The court announced on Friday evening that the motion by Texas Attorney General Ken Paxton was denied the leave to file “for lack of standing under Article III of the Constitution.”
Justices Samuel Alito and Clarence Thomas dissented from the decision, saying they would have granted the motion to file the complaint, “but would not grant other relief” and express “no view on any other issue.”
The justices “do not have discretion to deny the filing of a bill of complaint in a case that falls within our original jurisdiction,” Alito and Thomas said.
The Supreme Court is the original jurisdiction for settling disputes between US states. Texas sought an emergency injunction against Georgia, Michigan, Pennsylvania and Wisconsin seating electors based on their electoral results, alleging that state and local officials usurped the constitutional powers of their legislatures to alter the rules, eliminated protections against fraud, and made it impossible to ascertain whether the mass mail-in voting was fair and accurate.

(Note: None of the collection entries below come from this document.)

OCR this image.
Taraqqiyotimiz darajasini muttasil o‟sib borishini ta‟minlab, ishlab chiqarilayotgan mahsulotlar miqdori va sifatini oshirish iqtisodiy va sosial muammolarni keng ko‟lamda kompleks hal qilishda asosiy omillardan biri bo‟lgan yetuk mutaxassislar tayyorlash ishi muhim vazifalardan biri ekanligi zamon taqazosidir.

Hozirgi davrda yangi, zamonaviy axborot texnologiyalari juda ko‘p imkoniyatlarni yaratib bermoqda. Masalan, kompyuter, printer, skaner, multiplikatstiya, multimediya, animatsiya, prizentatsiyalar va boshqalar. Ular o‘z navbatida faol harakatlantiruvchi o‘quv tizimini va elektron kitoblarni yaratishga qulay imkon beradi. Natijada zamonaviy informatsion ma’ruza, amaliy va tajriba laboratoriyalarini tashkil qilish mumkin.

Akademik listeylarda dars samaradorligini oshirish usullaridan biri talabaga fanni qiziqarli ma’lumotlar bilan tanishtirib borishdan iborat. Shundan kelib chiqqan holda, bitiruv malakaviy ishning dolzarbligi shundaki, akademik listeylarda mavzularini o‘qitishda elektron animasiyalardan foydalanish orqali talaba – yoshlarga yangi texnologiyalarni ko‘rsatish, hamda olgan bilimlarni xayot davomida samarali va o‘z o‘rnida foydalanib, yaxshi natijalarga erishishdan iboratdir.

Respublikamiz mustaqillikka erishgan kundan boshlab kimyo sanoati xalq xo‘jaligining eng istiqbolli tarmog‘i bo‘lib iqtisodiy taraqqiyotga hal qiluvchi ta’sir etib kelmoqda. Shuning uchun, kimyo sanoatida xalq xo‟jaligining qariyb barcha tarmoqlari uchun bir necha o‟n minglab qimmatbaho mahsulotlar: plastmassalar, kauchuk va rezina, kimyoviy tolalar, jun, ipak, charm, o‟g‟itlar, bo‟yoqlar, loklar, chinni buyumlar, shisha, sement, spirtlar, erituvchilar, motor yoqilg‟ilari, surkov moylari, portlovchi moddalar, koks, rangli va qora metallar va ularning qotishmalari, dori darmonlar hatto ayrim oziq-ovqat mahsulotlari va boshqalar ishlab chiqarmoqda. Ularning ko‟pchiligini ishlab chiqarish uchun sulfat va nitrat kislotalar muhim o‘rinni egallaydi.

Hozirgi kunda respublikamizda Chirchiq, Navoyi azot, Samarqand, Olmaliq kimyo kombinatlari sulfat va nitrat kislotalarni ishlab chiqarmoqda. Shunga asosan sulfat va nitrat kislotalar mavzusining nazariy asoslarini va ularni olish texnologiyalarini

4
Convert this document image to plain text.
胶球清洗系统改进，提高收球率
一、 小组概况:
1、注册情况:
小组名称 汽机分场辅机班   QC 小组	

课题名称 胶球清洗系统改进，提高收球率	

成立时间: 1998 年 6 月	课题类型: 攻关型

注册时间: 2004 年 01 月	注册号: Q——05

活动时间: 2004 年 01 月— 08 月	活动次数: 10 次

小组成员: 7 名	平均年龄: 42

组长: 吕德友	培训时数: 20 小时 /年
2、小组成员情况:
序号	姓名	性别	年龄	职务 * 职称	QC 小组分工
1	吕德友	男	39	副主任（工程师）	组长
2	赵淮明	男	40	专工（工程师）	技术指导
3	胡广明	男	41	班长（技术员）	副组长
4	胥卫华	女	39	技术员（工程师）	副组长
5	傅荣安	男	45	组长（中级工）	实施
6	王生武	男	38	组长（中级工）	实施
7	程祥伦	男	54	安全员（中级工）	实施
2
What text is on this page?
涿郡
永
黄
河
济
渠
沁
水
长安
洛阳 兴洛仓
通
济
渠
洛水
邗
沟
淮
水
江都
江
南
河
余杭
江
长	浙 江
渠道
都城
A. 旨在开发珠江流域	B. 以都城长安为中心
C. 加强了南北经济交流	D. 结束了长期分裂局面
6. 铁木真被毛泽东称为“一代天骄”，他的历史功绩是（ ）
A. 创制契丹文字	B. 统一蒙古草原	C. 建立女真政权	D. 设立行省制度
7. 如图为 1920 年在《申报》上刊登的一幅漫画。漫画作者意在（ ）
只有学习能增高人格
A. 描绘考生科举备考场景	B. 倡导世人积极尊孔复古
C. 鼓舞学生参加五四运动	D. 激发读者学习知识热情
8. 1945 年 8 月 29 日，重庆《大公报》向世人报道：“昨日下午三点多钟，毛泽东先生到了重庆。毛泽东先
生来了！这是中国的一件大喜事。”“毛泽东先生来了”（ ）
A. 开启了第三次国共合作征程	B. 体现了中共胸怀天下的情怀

Eighteen other states backed Texas in an amicus brief, and six of them had sought leave to “intervene” in the case as co-plaintiffs, as has President Donald Trump in his personal capacity. Nineteen states led by Democrats, as well as the District of Columbia and two territories, filed their own amicus brief in support of the four defendants. Republican members of Congress, as well as lawmakers from the defendant states, also sought to join the suit.